The obvious answer is that openness allows ticket sellers to better understand the identity of buyers. In the legacy ticketing status quo, a bot doesn’t need to prove it’s a real person, it just needs a credit card. A smarter system could ask a buyer to authenticate via Facebook, Twitter, or Spotify. It’s more difficult (and less scalable) to create an account on those platforms with many real friends/followers/listens than it is to get a new credit card [5].

But the more important answer is that I don’t know what the best solution looks like. No single person does. A core feature of the API-driven open web is that disparate software systems can work together to solve problems more effectively than a single, monolithic one. One company can’t possibly build the best version of everything, including Ticketmaster. The free market of ideas usually wins. That brings me back to a solution Hubbard mentioned in his piece…

“Artists and teams can use technology to design a screening system that gets below-market-priced tickets directly to passionate fans who will use them. This is an aspirational but unproven concept, one that seems risky to implement at scale in a way that doesn’t violate privacy or completely piss customers off.”

I’m confident that the best solution to that problem can best be found by a bunch of smart developers trying a bunch of different approaches that we haven’t thought of yet.

There’s reason for optimism within live entertainment; we’re finding an increasing number of industry stakeholders see the world in this way.
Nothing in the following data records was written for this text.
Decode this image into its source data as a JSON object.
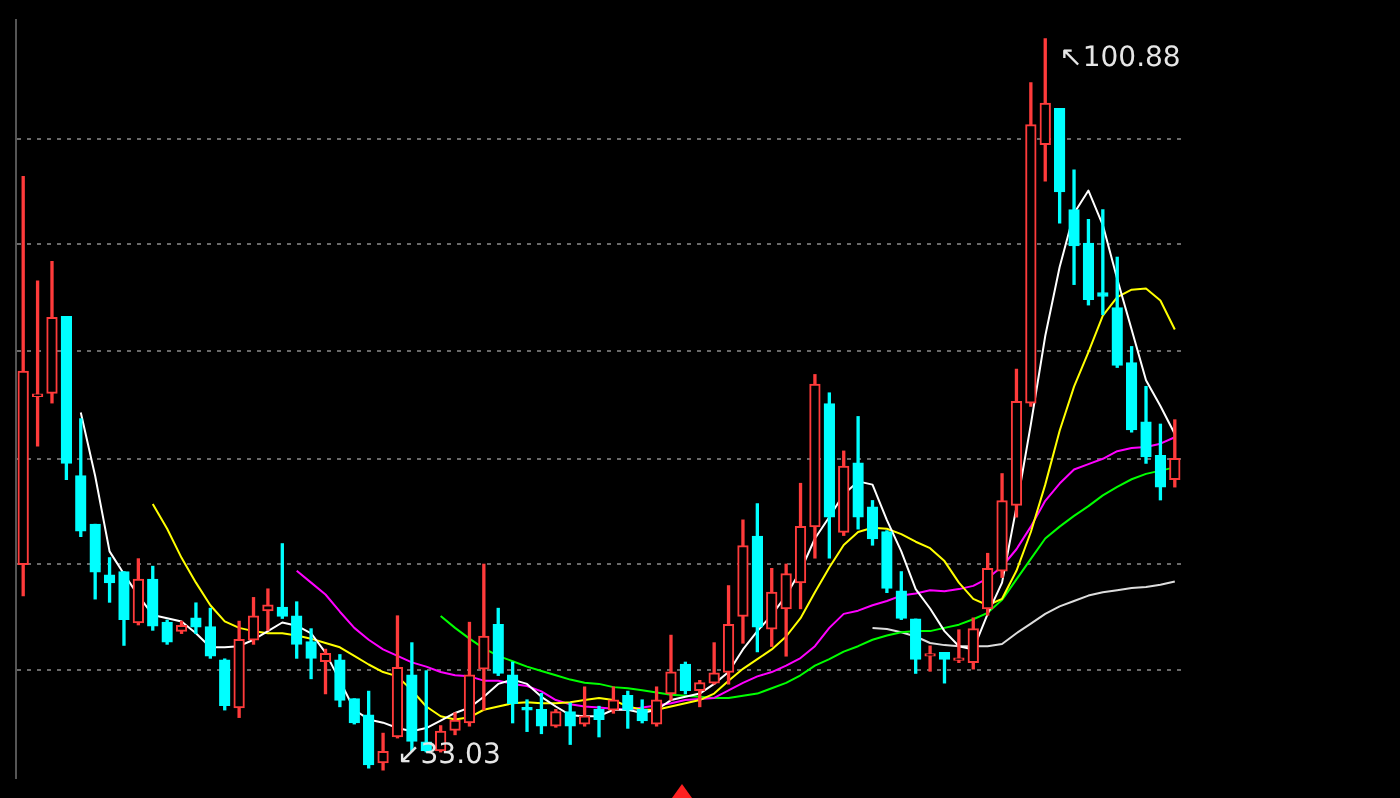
{
  "chart_data": {
    "type": "candlestick",
    "categories": [
      null,
      null,
      null,
      null,
      null,
      null,
      null,
      null,
      null,
      null,
      null,
      null,
      null,
      null,
      null,
      null,
      null,
      null,
      null,
      null,
      null,
      null,
      null,
      null,
      null,
      null,
      null,
      null,
      null,
      null,
      null,
      null,
      null,
      null,
      null,
      null,
      null,
      null,
      null,
      null,
      null,
      null,
      null,
      null,
      null,
      null,
      null,
      null,
      null,
      null,
      null,
      null,
      null,
      null,
      null,
      null,
      null,
      null,
      null,
      null,
      null,
      null,
      null,
      null,
      null,
      null,
      null,
      null,
      null,
      null,
      null,
      null,
      null,
      null,
      null,
      null,
      null,
      null,
      null,
      null,
      null
    ],
    "ohlc": [
      [
        52.1,
        88.1,
        49.2,
        70.0
      ],
      [
        67.7,
        78.4,
        63.1,
        67.9
      ],
      [
        68.0,
        80.2,
        67.1,
        75.0
      ],
      [
        75.1,
        75.1,
        60.0,
        61.5
      ],
      [
        60.3,
        65.6,
        54.7,
        55.2
      ],
      [
        55.8,
        55.8,
        48.9,
        51.4
      ],
      [
        51.1,
        52.7,
        48.6,
        50.4
      ],
      [
        51.4,
        51.4,
        44.6,
        47.0
      ],
      [
        46.7,
        52.6,
        46.5,
        50.7
      ],
      [
        50.7,
        51.9,
        46.0,
        46.4
      ],
      [
        46.7,
        46.9,
        44.7,
        44.9
      ],
      [
        45.9,
        46.8,
        45.7,
        46.4
      ],
      [
        47.1,
        48.5,
        45.7,
        46.3
      ],
      [
        46.3,
        48.0,
        43.4,
        43.6
      ],
      [
        43.2,
        43.3,
        38.6,
        39.0
      ],
      [
        38.8,
        46.8,
        37.9,
        45.1
      ],
      [
        45.1,
        49.0,
        44.7,
        47.3
      ],
      [
        47.8,
        49.8,
        46.0,
        48.3
      ],
      [
        48.1,
        54.0,
        47.1,
        47.3
      ],
      [
        47.3,
        48.6,
        43.4,
        44.7
      ],
      [
        44.9,
        46.1,
        41.5,
        43.4
      ],
      [
        43.1,
        44.2,
        40.1,
        43.8
      ],
      [
        43.2,
        43.7,
        38.9,
        39.5
      ],
      [
        39.6,
        39.6,
        37.3,
        37.4
      ],
      [
        38.1,
        40.3,
        33.2,
        33.5
      ],
      [
        33.7,
        36.4,
        33.03,
        34.7
      ],
      [
        36.1,
        47.3,
        36.0,
        42.5
      ],
      [
        41.8,
        44.8,
        34.8,
        35.7
      ],
      [
        35.6,
        42.2,
        34.7,
        34.8
      ],
      [
        34.8,
        37.1,
        34.7,
        36.6
      ],
      [
        36.7,
        38.3,
        36.3,
        37.6
      ],
      [
        37.4,
        46.7,
        37.1,
        41.8
      ],
      [
        42.4,
        52.1,
        38.6,
        45.4
      ],
      [
        46.5,
        48.0,
        41.8,
        42.0
      ],
      [
        41.8,
        43.0,
        37.4,
        39.2
      ],
      [
        38.8,
        39.5,
        36.6,
        38.6
      ],
      [
        38.6,
        40.1,
        36.4,
        37.1
      ],
      [
        37.1,
        38.6,
        37.0,
        38.4
      ],
      [
        38.4,
        39.2,
        35.4,
        37.1
      ],
      [
        37.3,
        40.7,
        37.1,
        38.0
      ],
      [
        38.6,
        38.9,
        36.1,
        37.7
      ],
      [
        38.6,
        40.7,
        38.3,
        39.5
      ],
      [
        39.9,
        40.3,
        36.9,
        38.6
      ],
      [
        38.6,
        39.5,
        37.4,
        37.6
      ],
      [
        37.3,
        40.7,
        37.1,
        39.5
      ],
      [
        40.1,
        45.5,
        39.5,
        42.1
      ],
      [
        42.8,
        43.0,
        40.1,
        40.4
      ],
      [
        40.4,
        41.3,
        38.9,
        41.1
      ],
      [
        41.1,
        44.8,
        41.0,
        42.0
      ],
      [
        42.1,
        50.1,
        41.0,
        46.5
      ],
      [
        47.3,
        56.2,
        44.8,
        53.8
      ],
      [
        54.7,
        57.7,
        44.0,
        46.3
      ],
      [
        46.1,
        51.7,
        44.5,
        49.5
      ],
      [
        48.0,
        52.1,
        43.6,
        51.2
      ],
      [
        50.4,
        59.6,
        48.0,
        55.6
      ],
      [
        55.6,
        69.7,
        52.7,
        68.8
      ],
      [
        67.0,
        68.0,
        52.7,
        56.5
      ],
      [
        55.1,
        62.6,
        54.8,
        61.2
      ],
      [
        61.5,
        65.8,
        55.4,
        56.5
      ],
      [
        57.4,
        58.0,
        53.9,
        54.5
      ],
      [
        55.1,
        55.2,
        49.5,
        49.9
      ],
      [
        49.6,
        51.4,
        47.0,
        47.1
      ],
      [
        47.0,
        47.0,
        42.0,
        43.3
      ],
      [
        43.6,
        44.5,
        42.2,
        43.7
      ],
      [
        43.9,
        43.9,
        41.1,
        43.3
      ],
      [
        43.2,
        46.0,
        43.0,
        43.3
      ],
      [
        43.0,
        47.1,
        42.4,
        46.1
      ],
      [
        48.0,
        53.1,
        47.4,
        51.7
      ],
      [
        51.5,
        60.5,
        50.9,
        58.0
      ],
      [
        57.6,
        70.2,
        56.5,
        67.2
      ],
      [
        67.1,
        96.8,
        66.8,
        92.9
      ],
      [
        91.1,
        100.88,
        87.7,
        94.9
      ],
      [
        94.4,
        94.4,
        83.8,
        86.7
      ],
      [
        85.0,
        88.7,
        78.1,
        81.7
      ],
      [
        81.9,
        84.1,
        76.2,
        76.7
      ],
      [
        77.3,
        85.0,
        75.3,
        77.0
      ],
      [
        75.9,
        80.6,
        70.4,
        70.6
      ],
      [
        70.8,
        72.3,
        64.4,
        64.6
      ],
      [
        65.3,
        68.6,
        61.5,
        62.1
      ],
      [
        62.2,
        65.1,
        58.1,
        59.3
      ],
      [
        60.0,
        65.5,
        59.3,
        61.9
      ]
    ],
    "colors": [
      "#ff3b3b",
      "#ff3b3b",
      "#ff3b3b",
      "#00ffff",
      "#00ffff",
      "#00ffff",
      "#00ffff",
      "#00ffff",
      "#ff3b3b",
      "#00ffff",
      "#00ffff",
      "#ff3b3b",
      "#00ffff",
      "#00ffff",
      "#00ffff",
      "#ff3b3b",
      "#ff3b3b",
      "#ff3b3b",
      "#00ffff",
      "#00ffff",
      "#00ffff",
      "#ff3b3b",
      "#00ffff",
      "#00ffff",
      "#00ffff",
      "#ff3b3b",
      "#ff3b3b",
      "#00ffff",
      "#00ffff",
      "#ff3b3b",
      "#ff3b3b",
      "#ff3b3b",
      "#ff3b3b",
      "#00ffff",
      "#00ffff",
      "#00ffff",
      "#00ffff",
      "#ff3b3b",
      "#00ffff",
      "#ff3b3b",
      "#00ffff",
      "#ff3b3b",
      "#00ffff",
      "#00ffff",
      "#ff3b3b",
      "#ff3b3b",
      "#00ffff",
      "#ff3b3b",
      "#ff3b3b",
      "#ff3b3b",
      "#ff3b3b",
      "#00ffff",
      "#ff3b3b",
      "#ff3b3b",
      "#ff3b3b",
      "#ff3b3b",
      "#00ffff",
      "#ff3b3b",
      "#00ffff",
      "#00ffff",
      "#00ffff",
      "#00ffff",
      "#00ffff",
      "#ff3b3b",
      "#00ffff",
      "#ff3b3b",
      "#ff3b3b",
      "#ff3b3b",
      "#ff3b3b",
      "#ff3b3b",
      "#ff3b3b",
      "#ff3b3b",
      "#00ffff",
      "#00ffff",
      "#00ffff",
      "#00ffff",
      "#00ffff",
      "#00ffff",
      "#00ffff",
      "#00ffff",
      "#ff3b3b"
    ],
    "series": [
      {
        "type": "line",
        "color": "#ffffff",
        "values": [
          null,
          null,
          null,
          null,
          66.2,
          60.3,
          53.3,
          51.2,
          49.2,
          47.4,
          47.1,
          46.8,
          45.7,
          44.4,
          44.4,
          44.5,
          45.1,
          45.9,
          46.7,
          46.4,
          45.7,
          43.9,
          41.3,
          38.6,
          37.7,
          37.4,
          36.9,
          36.6,
          36.9,
          37.6,
          38.3,
          38.8,
          39.8,
          41.0,
          41.4,
          41.0,
          39.8,
          38.9,
          38.1,
          38.0,
          38.0,
          38.6,
          38.6,
          38.3,
          38.6,
          39.5,
          39.8,
          40.1,
          41.0,
          42.1,
          44.2,
          45.9,
          47.4,
          49.2,
          51.5,
          54.5,
          56.5,
          58.6,
          59.8,
          59.5,
          56.2,
          53.3,
          49.8,
          48.0,
          45.9,
          44.5,
          44.2,
          47.5,
          50.4,
          57.4,
          65.1,
          73.3,
          79.7,
          84.7,
          86.8,
          83.6,
          78.6,
          73.9,
          69.2,
          66.8,
          64.2
        ]
      },
      {
        "type": "line",
        "color": "#ffff00",
        "values": [
          null,
          null,
          null,
          null,
          null,
          null,
          null,
          null,
          null,
          57.7,
          55.4,
          52.7,
          50.4,
          48.3,
          46.8,
          46.2,
          45.9,
          45.7,
          45.7,
          45.5,
          45.2,
          44.8,
          44.4,
          43.6,
          42.8,
          42.1,
          41.7,
          40.4,
          38.9,
          38.0,
          37.7,
          37.9,
          38.6,
          38.9,
          39.2,
          39.3,
          39.2,
          39.2,
          39.3,
          39.5,
          39.7,
          39.5,
          38.9,
          38.6,
          38.6,
          38.9,
          39.2,
          39.5,
          40.1,
          41.3,
          42.4,
          43.3,
          44.2,
          45.4,
          47.1,
          49.5,
          51.8,
          53.9,
          55.1,
          55.5,
          55.4,
          54.9,
          54.2,
          53.6,
          52.4,
          50.4,
          48.9,
          48.3,
          48.9,
          51.5,
          55.1,
          59.5,
          64.5,
          68.6,
          71.8,
          75.2,
          76.9,
          77.6,
          77.7,
          76.6,
          73.9
        ]
      },
      {
        "type": "line",
        "color": "#ff00ff",
        "values": [
          null,
          null,
          null,
          null,
          null,
          null,
          null,
          null,
          null,
          null,
          null,
          null,
          null,
          null,
          null,
          null,
          null,
          null,
          null,
          51.5,
          50.4,
          49.3,
          47.7,
          46.2,
          45.1,
          44.2,
          43.6,
          43.0,
          42.6,
          42.1,
          41.8,
          41.7,
          41.3,
          41.3,
          41.0,
          40.8,
          40.3,
          39.5,
          39.1,
          38.9,
          38.8,
          38.7,
          38.6,
          38.8,
          39.0,
          39.2,
          39.5,
          39.6,
          39.7,
          40.4,
          41.1,
          41.7,
          42.1,
          42.7,
          43.4,
          44.5,
          46.2,
          47.5,
          47.8,
          48.3,
          48.7,
          49.2,
          49.4,
          49.7,
          49.6,
          49.8,
          50.1,
          50.8,
          51.9,
          53.5,
          55.6,
          58.0,
          59.6,
          60.9,
          61.4,
          61.9,
          62.6,
          62.9,
          63.0,
          63.3,
          63.9
        ]
      },
      {
        "type": "line",
        "color": "#00ff00",
        "values": [
          null,
          null,
          null,
          null,
          null,
          null,
          null,
          null,
          null,
          null,
          null,
          null,
          null,
          null,
          null,
          null,
          null,
          null,
          null,
          null,
          null,
          null,
          null,
          null,
          null,
          null,
          null,
          null,
          null,
          47.3,
          46.2,
          45.2,
          44.3,
          43.6,
          43.1,
          42.6,
          42.2,
          41.8,
          41.4,
          41.1,
          41.0,
          40.7,
          40.6,
          40.4,
          40.2,
          40.0,
          39.9,
          39.8,
          39.7,
          39.7,
          39.9,
          40.1,
          40.6,
          41.1,
          41.8,
          42.7,
          43.3,
          44.0,
          44.5,
          45.1,
          45.5,
          45.8,
          45.9,
          45.9,
          46.2,
          46.5,
          47.0,
          47.6,
          48.8,
          50.7,
          52.6,
          54.5,
          55.6,
          56.6,
          57.5,
          58.5,
          59.3,
          60.0,
          60.5,
          60.8,
          61.1
        ]
      },
      {
        "type": "line",
        "color": "#dddddd",
        "values": [
          null,
          null,
          null,
          null,
          null,
          null,
          null,
          null,
          null,
          null,
          null,
          null,
          null,
          null,
          null,
          null,
          null,
          null,
          null,
          null,
          null,
          null,
          null,
          null,
          null,
          null,
          null,
          null,
          null,
          null,
          null,
          null,
          null,
          null,
          null,
          null,
          null,
          null,
          null,
          null,
          null,
          null,
          null,
          null,
          null,
          null,
          null,
          null,
          null,
          null,
          null,
          null,
          null,
          null,
          null,
          null,
          null,
          null,
          null,
          46.2,
          46.1,
          45.8,
          45.4,
          44.8,
          44.6,
          44.5,
          44.5,
          44.5,
          44.7,
          45.7,
          46.6,
          47.5,
          48.2,
          48.7,
          49.2,
          49.5,
          49.7,
          49.9,
          50.0,
          50.2,
          50.5
        ]
      }
    ],
    "ylim": [
      32.3,
      102.6
    ],
    "yticks": [
      {
        "value": 42.3,
        "label": null
      },
      {
        "value": 52.1,
        "label": null
      },
      {
        "value": 61.9,
        "label": null
      },
      {
        "value": 71.9,
        "label": null
      },
      {
        "value": 81.8,
        "label": null
      },
      {
        "value": 91.6,
        "label": null
      }
    ],
    "grid": "y",
    "annotations": [
      "↖100.88",
      "↙33.03"
    ]
  }
}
Last year Eventbrite launched Spectrum, a marketplace of services that easily integrate on top of Eventbrite. NYC-based Ticket Evolution created an elegant API that allows any third-party to access a large swath of resale ticket inventory that can be sold and delivered anywhere on the web. At SeatGeek, we’ve opened nearly all of the data on our platform via our API and encourage any seller to list inventory via our Checkout APIs or our consumer marketplace. We also allow artists and teams to reach millions of incremental fans by working with their primary ticket companies to list inventory directly on SeatGeek.
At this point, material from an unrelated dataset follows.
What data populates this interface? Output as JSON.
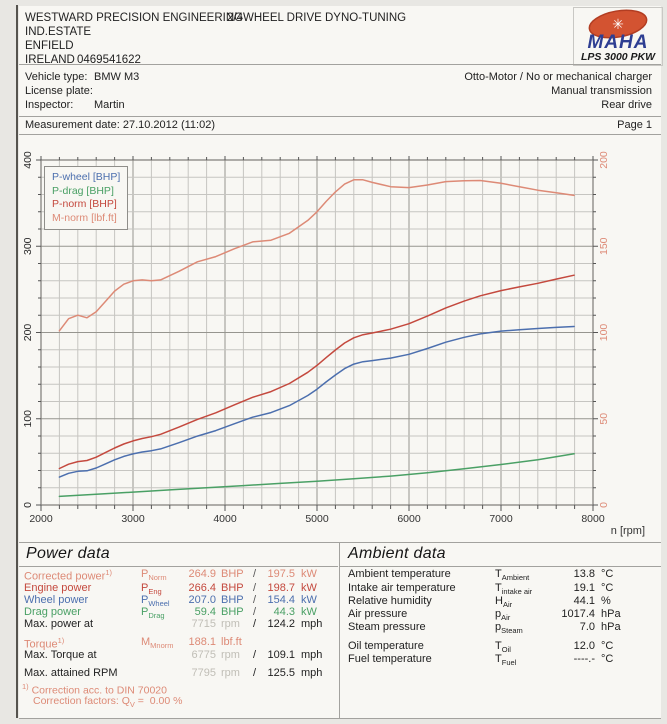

At the end of the day, artists and teams care most about creating great experiences for fans, and fans care most about enjoying them. Closed platforms add friction to the ecosystem. Open platforms at their core are enabling, harnessing the power (and collective wisdom) of the internet to solve existing problems and create heretofore unconceived experiences. And the best part? That means more fans, at more events, having more fun.

This post was also published on TechCrunch.



Notes

[1] Restricting transferability is, at best, an uncreative half measure. On one hand it does indeed disincent some arbitrageurs from buying tickets (although many work around this using Visa gift cards); on the other hand it inconveniences fans who can no longer attend the event or want to send tickets to friends, and it’s a pain at the door. On balance, the net impact is negative. Fans can receive tickets as much as ten months prior to an event…what happens when their plans (or credit card numbers) change? When paperless ticketing has been tried in the past, the only clear conclusion is that it annoys consumers.

[2] Facing increasing client pressure, Ticketmaster has stated it intends to open certain parts of its software to third parties via APIs. I am not optimistic these APIs will provide the industry with real openness. Third parties will be required to pay exorbitant sums for access to endpoints core to improving the fan experience – purchase, transfer, identity, etc. When teams and artists are unable to freely distribute their tickets to fans using any channel they choose, that isn’t true openness.

[3] Dynamic pricing (moving prices in real-time, in response to changes in supply and demand) is standard in industries like air travel, but absent in live entertainment. The reason is simple: ticketing systems do not expose APIs that allow for moving prices.

[4] The mono-channel status quo means that legacy ticket companies have minimal incentive to avoid charging hidden fees, using dark UX patterns, etc.

[5] Better understanding fan identity also has the potential to help venues offer better security, something that Hubbard and others are increasingly raising as a concern.